Тем не менее, даже будучи высказанными вслух, мои подозрения казались мне невероятными. В глубине души я не могла поверить, чтобы кто-то действительно хотел убрать меня из этого мира, столь отчаянно нуждающегося во мне. Я предпочитаю доверять тому, кто рядом со мной. Мне даже следует проявлять определенную мягкость, если я собираюсь изменить его отношение к сексу. В эволюции был период, когда ненависть была движущей силой наших поступков. Это время заканчивается; и я собираюсь привнести в мир любовь, подобную той, что познала я с Мэри-Энн, любовь, которая, несмотря на ее силу, просто прелюдия к чему-то новому – новому измерению, которое только я и могу постичь. И то не до конца. Идея сформулирована, нужны действия. Но пока следует сохранять тайну; ничто не есть то, чем кажется, и все, что кажется, – ложно.
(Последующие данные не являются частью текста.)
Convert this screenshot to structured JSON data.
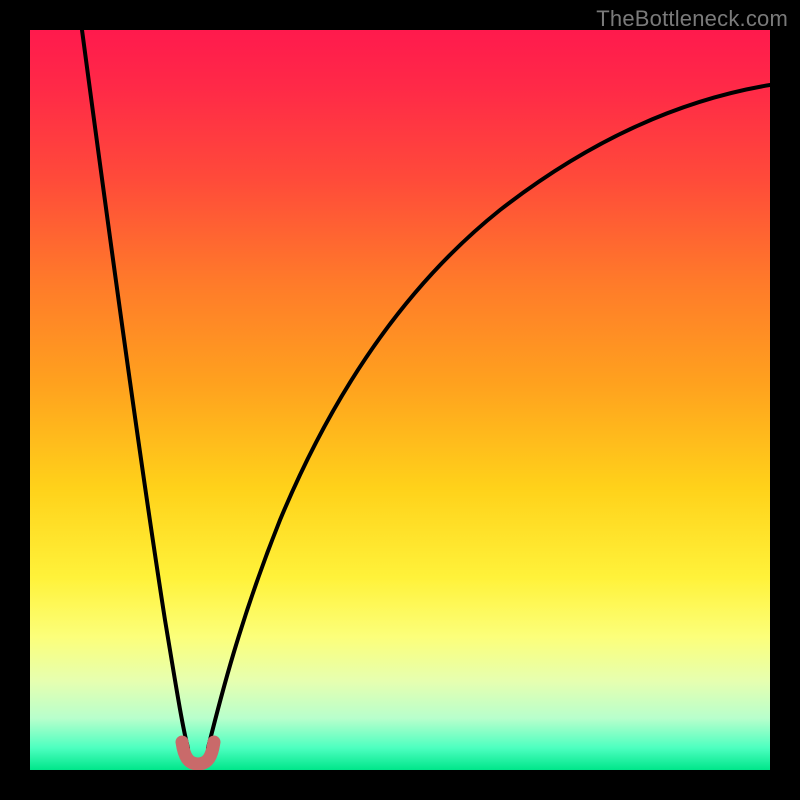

– Я склонен больше подозревать Расти, чем Бака, – сказал Рандольф, запуская свои толстые лапы в огромную корзину с фруктами, присланную мне «с любовью» от Дядюшки Бака и Бобби Дина Лонора. Челюсти Рандольфа вонзились в персик. Я отвернулась. – У Расти мотив психологически более обоснован. – Зубы Рандольфа с таким хрустом разгрызали несчастный персик, что у меня по спине поползли мурашки.
– Ладно, что было, то прошло. Я надеюсь простить его, кто бы это ни был.
– Правда? – удивился Рандольф, не готовый к такому повороту.
– Конечно. Страдания облагораживают, не правда ли? – я не доверяла Рандольфу, особенно теперь, когда я стала совершенно новой личностью, способной ошеломить мир. – Я бы хотела, чтобы вы поговорили с доктором Менджерсом и попросили его дать мне гормоны. У меня повсюду растут волосы.
Рандольф вытер влажные от персика губы бананом, который затем очистил.
– Да, он говорил мне о вашей просьбе. К сожалению, с точки зрения медицины это сейчас небезопасно.
– Но я не могу предстать перед Мэри-Энн в таком виде.
– Уверен, что она все поймет.
Прежде чем я успела запротестовать, Рандольф пустился в один из своих монологов, предметом которого был, как всегда, он сам – Рандольф Спенсер Монтаг.
– …Офис в Брентвуде; местечко тихое. Многие из моих пациентов живут поблизости, это удобно и им, и мне. Я уже заплатил за дом наличными, так что скоро приступлю к делу. Дом в испанском стиле, что-то вроде ранчо. Очень богатый район Лос-Анджелеса с массой неуравновешенных людей…
От дальнейших рассуждений Рандольфа меня избавили внезапно открывшаяся дверь и возглас сиделки «Сюрприз, сюрприз!».